Benjamin Grosser, Textbook
Art Gene are delighted to present the 2017 artwork Textbook, by Benjamin Grosser within our Digital U Exhibition Series.
The artwork, titled Textbook, is a browser extension that removes all images and video previews from the Facebook website.
“Whether it’s a linked article preview photo, a friend’s profile selfie, or a “love” reaction icon, every image is hidden from view.”
Benjamin Grosser, 2018
Textbook has been selected by Alejandro Ball, who recently exhibited with us as part of PILproject, and whom we have invited to be guest curator for the 2018 Digital U programme (being developed at time of writing). Subscribe to our Newsletter for further updates.
Art Gene invite you to download and try out Textbook to experience a radically changed online space – free from the typical mash-up bombardment of images (follow the link below). Ordinarily a Facebook user can scroll rapidly through their news feed, absorbing visual information quickly – by adding the browser extension Textbook, which eliminates all images and icons, the user is left with only text to read.
With text unaided by visual aids, the user can peer through the veil of marketing and other influence strategies employed. You may ask yourself, ‘would I have clicked on this post or have just scrolled passed it?,’ ‘Can I now spot fake news?,’ and ultimately, ‘to what point are the images on Facebook affecting what I “like” and where I click?’.
Follow this link to the external Textbook website for full instructions and a guide to installing Textbook onto your browser. It’s free!
Alternatively, you could find out more about Textbook and Ben Grosser’s artwork on Ben’s own website.
NB: The artwork Textbook is fully controllable by the user, with the inbuilt ability to activate or deactivate this browser application as desired. Additionally, the Textbook application is fully uninstallable.
Art Gene provides this link in good faith (and have tested it out – it’s great!) , however please note we can not be held responsible for the content of any external sites.
A word from the Artist
“I found myself wondering—particularly after the 2016 US Presidential election—how images on Facebook influence the way we act and interact in social media. For example, are we more prone to “like” a post that has an image? Further, are we less likely to read the text that accompanies an image we’re drawn to, or less likely to scrutinize its origin as long as we enjoy what we see?
As part of this questioning, I also noticed just how much of my Facebook news feed was made of images (as opposed to text, or links). So as an artist who writes code, I wanted to create a work that gets in between the user and the system, that lets anyone see how Facebook looks—and feels—without the images. In my own experience, not only does it refocus my attention on the text, it also illustrates just how little is left when the images are gone”.
Benjamin Grosser, 2018
A word from our Guest Curator
I first came into contact with Benjamin’s artwork at London’s AreByte Gallery in Hackney Wick (and got a nifty tote bag to remember the occasion!). ‘GoRando’, similarly to Textbook, required the user to download a browser application, which would enable an operation to randomise all of the user’s Facebook reactions to posts in an attempt to confuse the Facebook algorithm.
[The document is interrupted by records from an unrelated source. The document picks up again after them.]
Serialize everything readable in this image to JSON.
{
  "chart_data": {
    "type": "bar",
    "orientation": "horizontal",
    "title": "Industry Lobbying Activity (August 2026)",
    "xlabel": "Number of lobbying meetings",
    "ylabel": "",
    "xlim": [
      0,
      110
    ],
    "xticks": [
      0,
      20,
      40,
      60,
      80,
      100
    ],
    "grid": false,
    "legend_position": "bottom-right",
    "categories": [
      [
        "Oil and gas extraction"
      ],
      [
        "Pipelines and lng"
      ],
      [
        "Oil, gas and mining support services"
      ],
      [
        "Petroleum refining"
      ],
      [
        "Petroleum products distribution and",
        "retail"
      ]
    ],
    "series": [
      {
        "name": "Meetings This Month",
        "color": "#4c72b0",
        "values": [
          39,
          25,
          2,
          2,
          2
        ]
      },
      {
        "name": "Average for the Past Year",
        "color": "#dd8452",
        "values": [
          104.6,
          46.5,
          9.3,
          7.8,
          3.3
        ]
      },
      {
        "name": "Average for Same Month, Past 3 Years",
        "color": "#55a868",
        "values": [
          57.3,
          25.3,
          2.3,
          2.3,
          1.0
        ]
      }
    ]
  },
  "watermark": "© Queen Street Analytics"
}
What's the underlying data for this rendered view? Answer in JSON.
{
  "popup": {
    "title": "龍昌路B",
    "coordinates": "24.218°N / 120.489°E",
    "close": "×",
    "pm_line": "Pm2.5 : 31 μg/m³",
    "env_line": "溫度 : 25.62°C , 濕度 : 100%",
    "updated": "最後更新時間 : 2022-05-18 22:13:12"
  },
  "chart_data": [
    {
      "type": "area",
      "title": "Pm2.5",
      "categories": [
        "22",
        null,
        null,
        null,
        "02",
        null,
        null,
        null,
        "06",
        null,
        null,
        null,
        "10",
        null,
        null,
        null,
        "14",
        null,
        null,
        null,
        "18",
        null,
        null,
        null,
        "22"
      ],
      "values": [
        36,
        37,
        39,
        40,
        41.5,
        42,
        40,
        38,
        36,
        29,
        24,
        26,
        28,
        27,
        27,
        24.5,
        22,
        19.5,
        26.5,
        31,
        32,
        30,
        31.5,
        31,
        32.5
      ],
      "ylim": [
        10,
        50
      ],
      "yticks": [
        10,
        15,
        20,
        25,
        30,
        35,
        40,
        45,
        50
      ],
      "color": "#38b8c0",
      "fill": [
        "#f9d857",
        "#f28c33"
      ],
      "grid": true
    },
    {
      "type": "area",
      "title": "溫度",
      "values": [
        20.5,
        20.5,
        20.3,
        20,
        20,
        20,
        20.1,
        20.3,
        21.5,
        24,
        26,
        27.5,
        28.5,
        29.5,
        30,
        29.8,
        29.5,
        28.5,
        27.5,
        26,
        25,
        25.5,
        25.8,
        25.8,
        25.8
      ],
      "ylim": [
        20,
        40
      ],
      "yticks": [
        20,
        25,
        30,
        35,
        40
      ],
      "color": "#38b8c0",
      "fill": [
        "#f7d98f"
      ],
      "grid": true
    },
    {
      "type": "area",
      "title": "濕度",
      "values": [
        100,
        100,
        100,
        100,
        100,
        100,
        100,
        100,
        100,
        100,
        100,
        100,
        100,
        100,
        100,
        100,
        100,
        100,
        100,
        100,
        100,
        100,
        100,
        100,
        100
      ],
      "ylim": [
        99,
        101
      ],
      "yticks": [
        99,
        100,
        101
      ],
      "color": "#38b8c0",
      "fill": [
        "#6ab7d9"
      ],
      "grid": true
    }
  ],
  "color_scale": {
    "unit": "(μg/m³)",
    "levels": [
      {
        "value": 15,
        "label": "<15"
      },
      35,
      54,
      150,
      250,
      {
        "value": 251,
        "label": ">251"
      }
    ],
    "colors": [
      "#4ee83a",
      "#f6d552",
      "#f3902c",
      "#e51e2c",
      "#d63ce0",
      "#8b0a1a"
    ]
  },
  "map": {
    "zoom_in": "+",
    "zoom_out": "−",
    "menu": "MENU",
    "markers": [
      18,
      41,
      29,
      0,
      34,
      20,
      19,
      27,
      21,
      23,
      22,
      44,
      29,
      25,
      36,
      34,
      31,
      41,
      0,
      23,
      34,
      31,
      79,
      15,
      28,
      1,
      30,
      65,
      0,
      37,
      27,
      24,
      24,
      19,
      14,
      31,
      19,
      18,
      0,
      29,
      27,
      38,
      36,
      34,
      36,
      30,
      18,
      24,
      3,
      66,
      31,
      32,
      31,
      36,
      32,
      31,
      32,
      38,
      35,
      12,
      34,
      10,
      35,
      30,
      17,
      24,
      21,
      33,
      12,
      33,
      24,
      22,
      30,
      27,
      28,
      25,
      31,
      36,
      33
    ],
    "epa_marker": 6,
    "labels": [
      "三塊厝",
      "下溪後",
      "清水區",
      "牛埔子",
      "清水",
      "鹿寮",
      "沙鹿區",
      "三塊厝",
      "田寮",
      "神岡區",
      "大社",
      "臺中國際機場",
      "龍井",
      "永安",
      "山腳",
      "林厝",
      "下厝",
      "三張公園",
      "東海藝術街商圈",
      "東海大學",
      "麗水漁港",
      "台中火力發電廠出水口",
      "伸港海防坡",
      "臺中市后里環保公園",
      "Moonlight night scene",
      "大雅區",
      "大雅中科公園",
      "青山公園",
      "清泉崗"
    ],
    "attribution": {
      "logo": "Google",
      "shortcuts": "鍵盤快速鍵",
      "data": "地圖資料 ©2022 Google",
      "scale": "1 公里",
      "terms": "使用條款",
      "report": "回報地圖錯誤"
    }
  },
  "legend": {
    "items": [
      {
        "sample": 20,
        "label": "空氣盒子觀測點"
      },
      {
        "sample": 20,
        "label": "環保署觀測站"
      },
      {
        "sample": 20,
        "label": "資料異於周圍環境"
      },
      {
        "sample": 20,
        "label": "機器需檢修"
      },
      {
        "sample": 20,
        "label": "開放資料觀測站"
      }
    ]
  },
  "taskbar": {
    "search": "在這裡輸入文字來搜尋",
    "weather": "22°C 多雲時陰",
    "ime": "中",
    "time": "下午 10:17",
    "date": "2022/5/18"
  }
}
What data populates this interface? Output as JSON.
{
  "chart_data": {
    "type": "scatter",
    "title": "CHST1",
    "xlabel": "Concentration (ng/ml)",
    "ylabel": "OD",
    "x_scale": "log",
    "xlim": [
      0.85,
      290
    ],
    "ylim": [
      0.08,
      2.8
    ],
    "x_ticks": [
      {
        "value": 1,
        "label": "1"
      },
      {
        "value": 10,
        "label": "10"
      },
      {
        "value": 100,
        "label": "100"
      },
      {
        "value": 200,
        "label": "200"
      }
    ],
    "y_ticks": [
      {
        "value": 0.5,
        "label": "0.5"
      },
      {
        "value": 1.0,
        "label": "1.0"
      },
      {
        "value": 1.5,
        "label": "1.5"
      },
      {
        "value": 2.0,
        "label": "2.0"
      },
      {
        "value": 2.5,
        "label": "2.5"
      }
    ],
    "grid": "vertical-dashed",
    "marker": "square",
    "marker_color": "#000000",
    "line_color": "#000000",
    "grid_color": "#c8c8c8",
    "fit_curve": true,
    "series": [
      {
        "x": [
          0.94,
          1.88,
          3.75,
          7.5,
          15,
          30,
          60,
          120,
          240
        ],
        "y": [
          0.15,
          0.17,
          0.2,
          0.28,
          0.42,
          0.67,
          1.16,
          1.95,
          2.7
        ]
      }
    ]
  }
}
It was a memorable piece highlighting the artificial nature of this social platform and public space.
Such interventions are characteristic of Benjamin Grosser’s practice; challenging audiences, members of the public and computer users to see past fabricated constructs presented to us on social media platforms like Facebook and comprehend what could even ultimately be said to be their true purpose: the commodification of human behaviour and marketing potential that every one of our interactions presents.
Alejandro Ball, Curator, 2018
Benjamin Grosser (Bio)
Artist Benjamin Grosser creates interactive experiences, machines, and systems that examine the cultural, social, and political implications of software. Recent exhibition venues include Arebyte Gallery, London, Museu das Comunicações, Lisbon, Museum Ludwig in Cologne, and Galerie Charlot in Paris.
His works have been featured in Wired, The Atlantic, The Guardian, The Washington Post, Libération, and Der Spiegel. The Chicago Tribune even called him the “unrivaled king of ominous gibberish,” and Slate referred to his work as “creative civil disobedience in the digital age.”
Grosser’s recognitions include First Prize in VIDA 16, and the Expanded Media Award for Network Culture from Stuttgarter Filmwinter. His writing about the cultural effects of technology has been published in journals such as Computational Culture, Media-N, and Big Data and Society. Grosser is an Assistant Professor of new media at the School of Art + Design, and co-founder of the Critical Technology Studies Lab at the National Center for Supercomputing Applications, both at the University of Illinois at Urbana-Champaign, USA.